西川さん自身は今回の作品について次のように語っています。

「東北大震災を機に、失うということからもたらす「はじまりの物語」を書きたいと思いました。これまでオリジナルの映画を作るときは、いつも初めに原作をもとに脚本という形で物語を組み立ててきましたが、今回は予算や時間の制約という映画的な課題を一旦置いといて先に小説という形で自由に物語を作ってみることにしました。そうすることで豊かな無駄をゆっくりと熟成し、登場人物や物語を練り込む時間が取れたと思っています。小説は私の持ちうる言葉の限りで多くを語っていますが、こんどは言葉では語りえないものをいかにスクリーンに映し出すかが第2の挑戦になりそうです。映画では小説とは展開も設定も違う部分がいくつもありますが私が原作者なので、もうやりたい放題です。」

とのことです。

西川さんは東京在住の方ですが、執筆活動の際は、人からの誘いを避けて作品に24時間集中するために広島の実家に数か月間こもるのだそうです。

さて作品内容です。主人公本木雅弘演じる津村啓はテレビにも引っ張りだこのイケメンの流行作家。脱サラして作家デビューまでを支えてくれた深津理絵演じる美容師妻夏子との間には子どもはなく二人暮らし。永い結婚生活の中で既にお互いに愛情はないものの仲むつましい仮面夫婦を演じています。

津村とはペンネームで本名は衣笠幸夫という、あの野球の名選手と同じ名前だったです。このことから幼いころから、コンプレックスとなってひねくれた性格の持ち主となっていったのでした。

一方、夏子も本当の幸夫の姿を知っているだけに、売れない頃はすべての作品をチェックしていろいろアドバイスもしていたのですが、今は成功者となった幸夫のことをねたみ幸夫の描いた作品をどれもこれも嘘つきが書いた嘘だらけじゃないかと批判していたのです。

そんなある日、夏子は高校の同級生とスキーツアーに出かけます。出かけ間際に夏子はいつもどおり自宅で幸夫の髪を切り、「後片付けはお願いね」と言い、これに対して幸夫は「そのつもりだよ」と返しました。夏子は出かけ扉は閉まり、足跡は遠ざかり玄関を出ていく音がしました。それが衣笠幸夫と衣笠夏子の別れの挨拶となったのです。そう、夏子は出かけたツアーのバス事故で死んでしまうのです。

ここから物語が始まります。

なんせ幸夫は流行作家です。マスコミは騒ぎ、幸夫は遺族としての挨拶も作家として練りに練った言葉で、だれもが感動することを言わなければなりません。

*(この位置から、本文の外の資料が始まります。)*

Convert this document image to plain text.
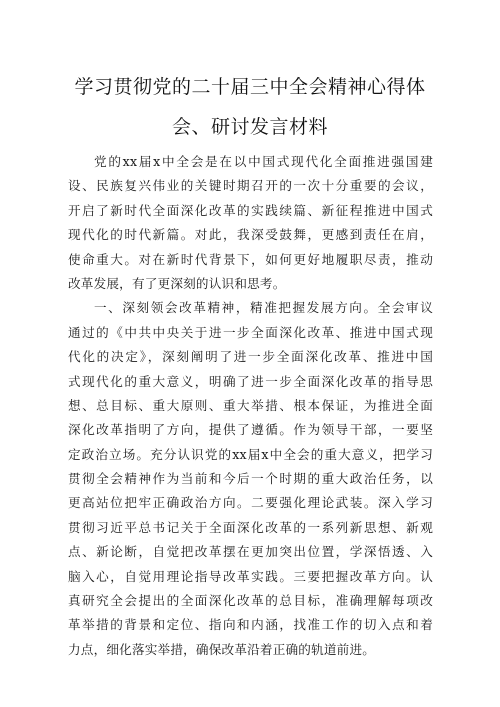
学习贯彻党的二十届三中全会精神心得体
会、研讨发言材料
党的xx届x中全会是在以中国式现代化全面推进强国建
设、民族复兴伟业的关键时期召开的一次十分重要的会议，
开启了新时代全面深化改革的实践续篇、新征程推进中国式
现代化的时代新篇。对此，我深受鼓舞，更感到责任在肩，
使命重大。对在新时代背景下，如何更好地履职尽责，推动
改革发展，有了更深刻的认识和思考。
一、深刻领会改革精神，精准把握发展方向。全会审议
通过的《中共中央关于进一步全面深化改革、推进中国式现
代化的决定》，深刻阐明了进一步全面深化改革、推进中国
式现代化的重大意义，明确了进一步全面深化改革的指导思
想、总目标、重大原则、重大举措、根本保证，为推进全面
深化改革指明了方向，提供了遵循。作为领导干部，一要坚
定政治立场。充分认识党的xx届x中全会的重大意义，把学习
贯彻全会精神作为当前和今后一个时期的重大政治任务，以
更高站位把牢正确政治方向。二要强化理论武装。深入学习
贯彻习近平总书记关于全面深化改革的一系列新思想、新观
点、新论断，自觉把改革摆在更加突出位置，学深悟透、入
脑入心，自觉用理论指导改革实践。三要把握改革方向。认
真研究全会提出的全面深化改革的总目标，准确理解每项改
革举措的背景和定位、指向和内涵，找准工作的切入点和着
力点，细化落实举措，确保改革沿着正确的轨道前进。
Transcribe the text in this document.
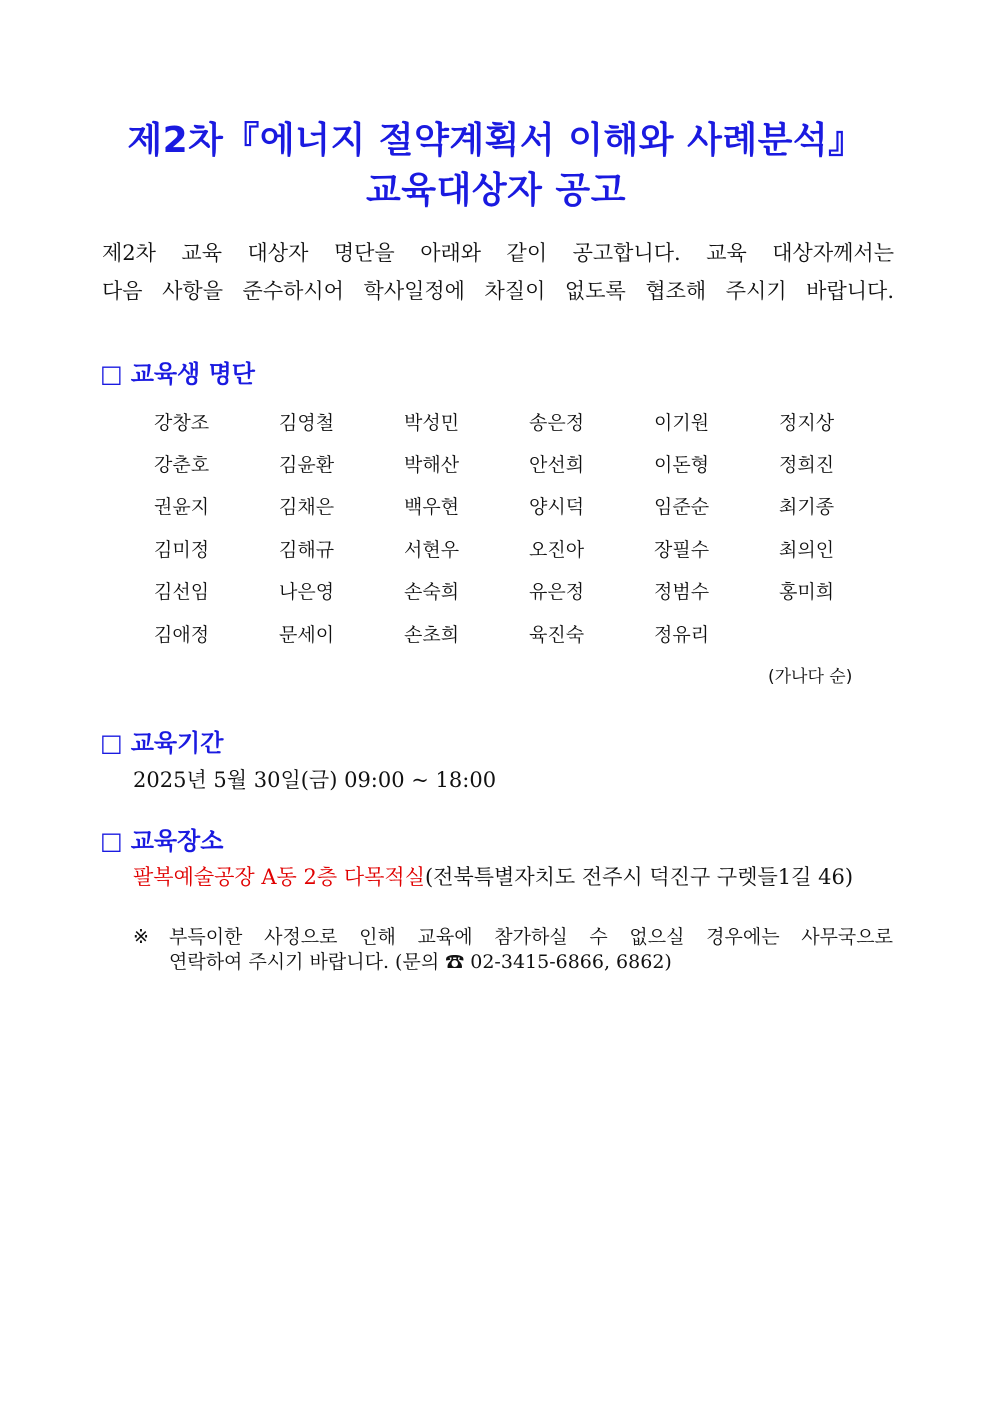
제2차『에너지 절약계획서 이해와 사례분석』
교육대상자 공고
제2차 교육 대상자 명단을 아래와 같이 공고합니다. 교육 대상자께서는
다음 사항을 준수하시어 학사일정에 차질이 없도록 협조해 주시기 바랍니다.
□ 교육생 명단
강창조	김영철	박성민	송은정	이기원	정지상
강춘호	김윤환	박해산	안선희	이돈형	정희진
권윤지	김채은	백우현	양시덕	임준순	최기종
김미정	김해규	서현우	오진아	장필수	최의인
김선임	나은영	손숙희	유은정	정범수	홍미희
김애정	문세이	손초희	육진숙	정유리
(가나다 순)
□ 교육기간
2025년 5월 30일(금) 09:00 ~ 18:00
□ 교육장소
팔복예술공장 A동 2층 다목적실(전북특별자치도 전주시 덕진구 구렛들1길 46)
※	부득이한 사정으로 인해 교육에 참가하실 수 없으실 경우에는 사무국으로
연락하여 주시기 바랍니다. (문의 ☎ 02-3415-6866, 6862)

その後、幸夫は夏子とともに亡くなった同級生の残された夫と二人の子どもたちと知り合います。そしてどういうわけか彼らとの奇妙な交際が始まります。

死は、残された者たちの人生に影を差し込ませる。その死の成り立ちようが痛ましければ痛ましいほど人は深く傷つき、自らを責め、生きる意欲を奪われ、その苦しみは、また別の死の呼び水ともなりうる。突然家族を失った者たちはどのように人生を取り戻すのか。この質問に対して一つの答えを与えてくれるのが本作品で感動の物語といっていいでしょう。

本作品は今年の直木賞、山本周五郎賞の候補にはなりましたが惜しくも受賞は逃しました。309頁さらっと読めます。そしていい読後感を得ることができました(了)。